THE ACTOR’S THOUGHT PROCESS
All professional actors have their own methods and approaches to how they tackle a character that they’re assigned, some – like Anthony Hopkins – just rock up and turn it on like a light switch. Others, like Daniel Day-Lewis, painfully research and ‘live’ the role that they’re going to perform, bear in mind that these are the rare and extreme kinds of actors, Daniel Day-Lewis is who he is with a phenomenal catalogue to his name that gives him license to do as he pleases to get where he needs to go with his characters.
But what you need to take away from the classes are how you would handle your own characters and observe how others handle theirs, ask questions and get as wide a perspective as you can manage on how each person goes about getting into character, figuring out their motivations on how they seek to execute their performances.
LET SOMEONE ELSE DIRECT YOU, DIRECTOR
Allowing yourself to be directed by someone else and know what is and isn’t working based on what this person is telling you will give you that little bit more insight on how it feels to be the actor and what direction genuinely helps and what leaves you feeling confused, what answers your questions and what doesn’t and so on.
BECOME AN ACTOR’S DIRECTOR
Actors will want to work with someone who brings out the best in them as an artist and as a performer, to do that they need someone who will understand the script that they’re working with as well as knowing how to connect the character to the actor and thus the performance to the story and the emotion to the audience.
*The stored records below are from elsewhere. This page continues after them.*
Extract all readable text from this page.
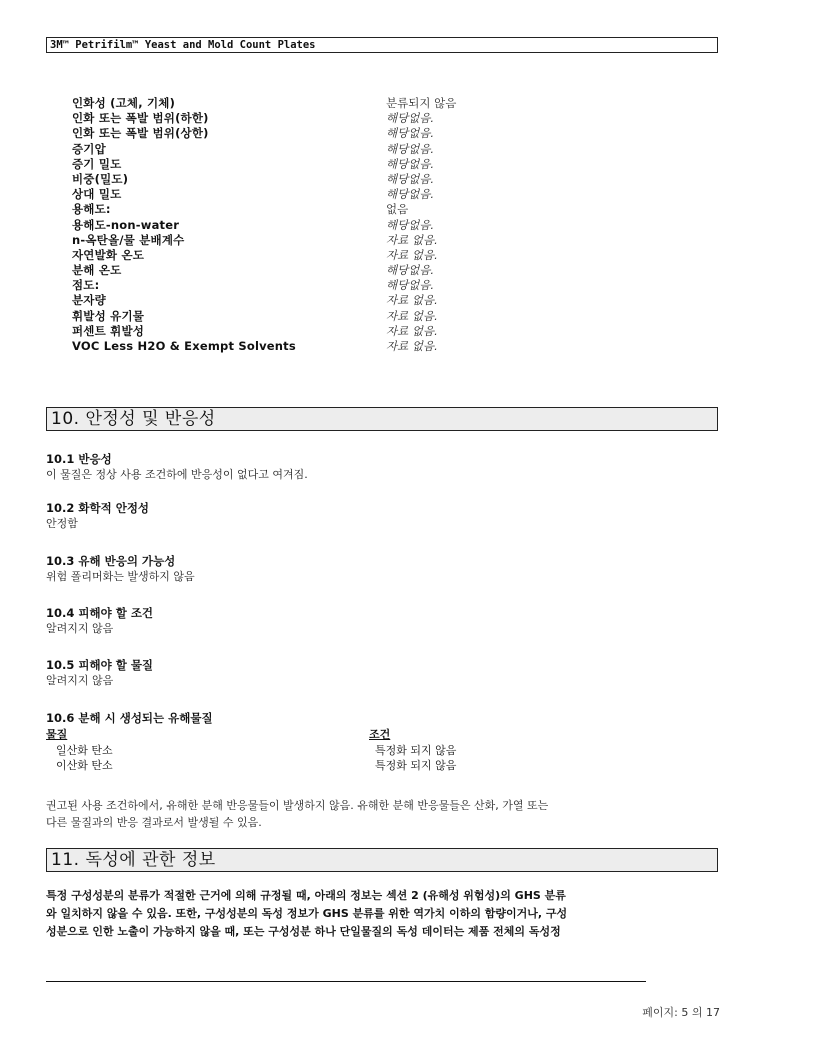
3M™ Petrifilm™ Yeast and Mold Count Plates
인화성 (고체, 기체)	분류되지 않음
인화 또는 폭발 범위(하한)	해당없음.
인화 또는 폭발 범위(상한)	해당없음.
증기압	해당없음.
증기 밀도	해당없음.
비중(밀도)	해당없음.
상대 밀도	해당없음.
용해도:	없음
용해도-non-water	해당없음.
n-옥탄올/물 분배계수	자료 없음.
자연발화 온도	자료 없음.
분해 온도	해당없음.
점도:	해당없음.
분자량	자료 없음.
휘발성 유기물	자료 없음.
퍼센트 휘발성	자료 없음.
VOC Less H2O & Exempt Solvents	자료 없음.
10. 안정성 및 반응성
10.1 반응성
이 물질은 정상 사용 조건하에 반응성이 없다고 여겨짐.
10.2 화학적 안정성
안정함
10.3 유해 반응의 가능성
위험 폴리머화는 발생하지 않음
10.4 피해야 할 조건
알려지지 않음
10.5 피해야 할 물질
알려지지 않음
10.6 분해 시 생성되는 유해물질
물질	조건
일산화 탄소	특정화 되지 않음
이산화 탄소	특정화 되지 않음
권고된 사용 조건하에서, 유해한 분해 반응물들이 발생하지 않음. 유해한 분해 반응물들은 산화, 가열 또는
다른 물질과의 반응 결과로서 발생될 수 있음.
11. 독성에 관한 정보
특정 구성성분의 분류가 적절한 근거에 의해 규정될 때, 아래의 정보는 섹션 2 (유해성 위험성)의 GHS 분류
와 일치하지 않을 수 있음. 또한, 구성성분의 독성 정보가 GHS 분류를 위한 역가치 이하의 함량이거나, 구성
성분으로 인한 노출이 가능하지 않을 때, 또는 구성성분 하나 단일물질의 독성 데이터는 제품 전체의 독성정
페이지: 5 의 17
Develop that ability to communicate and level with your cast, you will find a more fluid and enjoyable working relationship happening, then inspiration will strike and sparks shall fly!
YOUR METHODS WILL CHANGE
The David Finchers and Stanley Kubricks notoriously pound their actors with take after take, whilst the Ridley Scotts and Christopher Nolans nail a performance in one or two takes – further still, the Clint Eastwoods grab the best deliveries during rehearsal unbeknownst to the actors at the time.
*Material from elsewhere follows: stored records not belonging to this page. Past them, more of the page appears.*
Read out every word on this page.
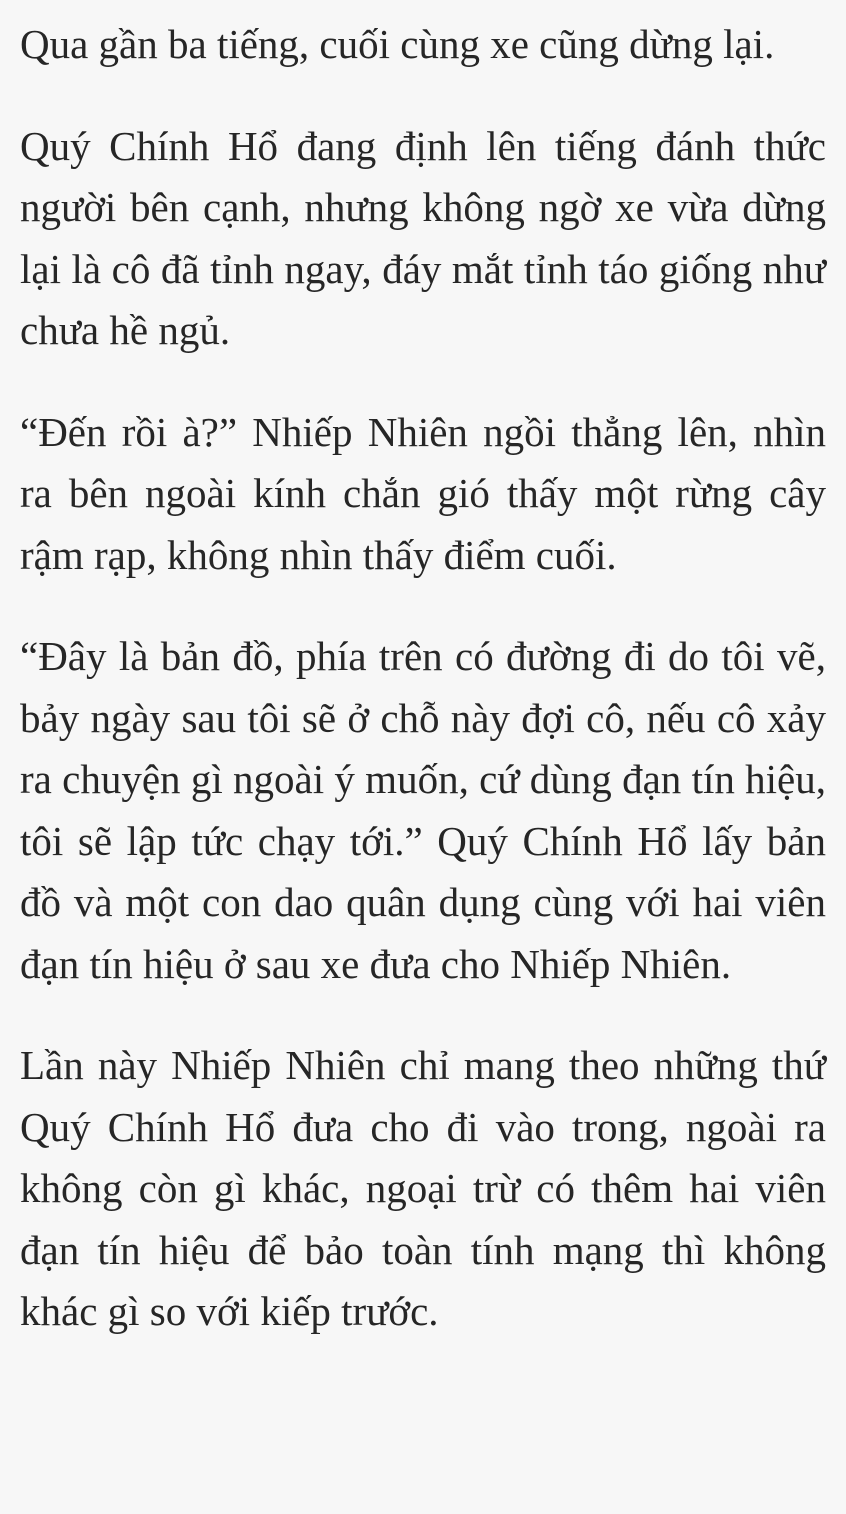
Qua gần ba tiếng, cuối cùng xe cũng dừng lại.

Quý Chính Hổ đang định lên tiếng đánh thức người bên cạnh, nhưng không ngờ xe vừa dừng lại là cô đã tỉnh ngay, đáy mắt tỉnh táo giống như chưa hề ngủ.

“Đến rồi à?” Nhiếp Nhiên ngồi thẳng lên, nhìn ra bên ngoài kính chắn gió thấy một rừng cây rậm rạp, không nhìn thấy điểm cuối.

“Đây là bản đồ, phía trên có đường đi do tôi vẽ, bảy ngày sau tôi sẽ ở chỗ này đợi cô, nếu cô xảy ra chuyện gì ngoài ý muốn, cứ dùng đạn tín hiệu, tôi sẽ lập tức chạy tới.” Quý Chính Hổ lấy bản đồ và một con dao quân dụng cùng với hai viên đạn tín hiệu ở sau xe đưa cho Nhiếp Nhiên.

Lần này Nhiếp Nhiên chỉ mang theo những thứ Quý Chính Hổ đưa cho đi vào trong, ngoài ra không còn gì khác, ngoại trừ có thêm hai viên đạn tín hiệu để bảo toàn tính mạng thì không khác gì so với kiếp trước.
There is no ‘right way to do it’ per se, but measure up the Academy Award-winning performances, the iconic scenes, the moments that made us want to work in the film industry – behind or in the front of the camera – to begin with. Explore those treasure troves and discover the methods and angles that were taken to reach that pinnacle, you will likely find that there was a relationship – for better or worse – between the actor and director, which brought those legendary scenes to fruition.
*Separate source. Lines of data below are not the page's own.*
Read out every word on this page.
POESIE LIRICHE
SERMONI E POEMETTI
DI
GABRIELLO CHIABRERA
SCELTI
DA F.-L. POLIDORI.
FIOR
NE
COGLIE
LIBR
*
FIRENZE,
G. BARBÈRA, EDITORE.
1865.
So, never mind slapping or bullying your actors to get them into character or to feel a certain emotion – take an acting class instead and learn how to channel what you felt into words and express this to your cast and you will see the results.
IRONS IN THE FIRE
At this moment, Paper Sky is looking to put on a local workshop in Manchester, which invites filmmakers who wish to step into the role as an actor for an hour or two; be directed and direct other directors in the process.
Once that’s up on its feet, I’ll be sure to put a shout out for anyone who may be interested in taking part and seeing how it feels to be on the other side of the camera.
Take it back behind the camera and watch your work improve.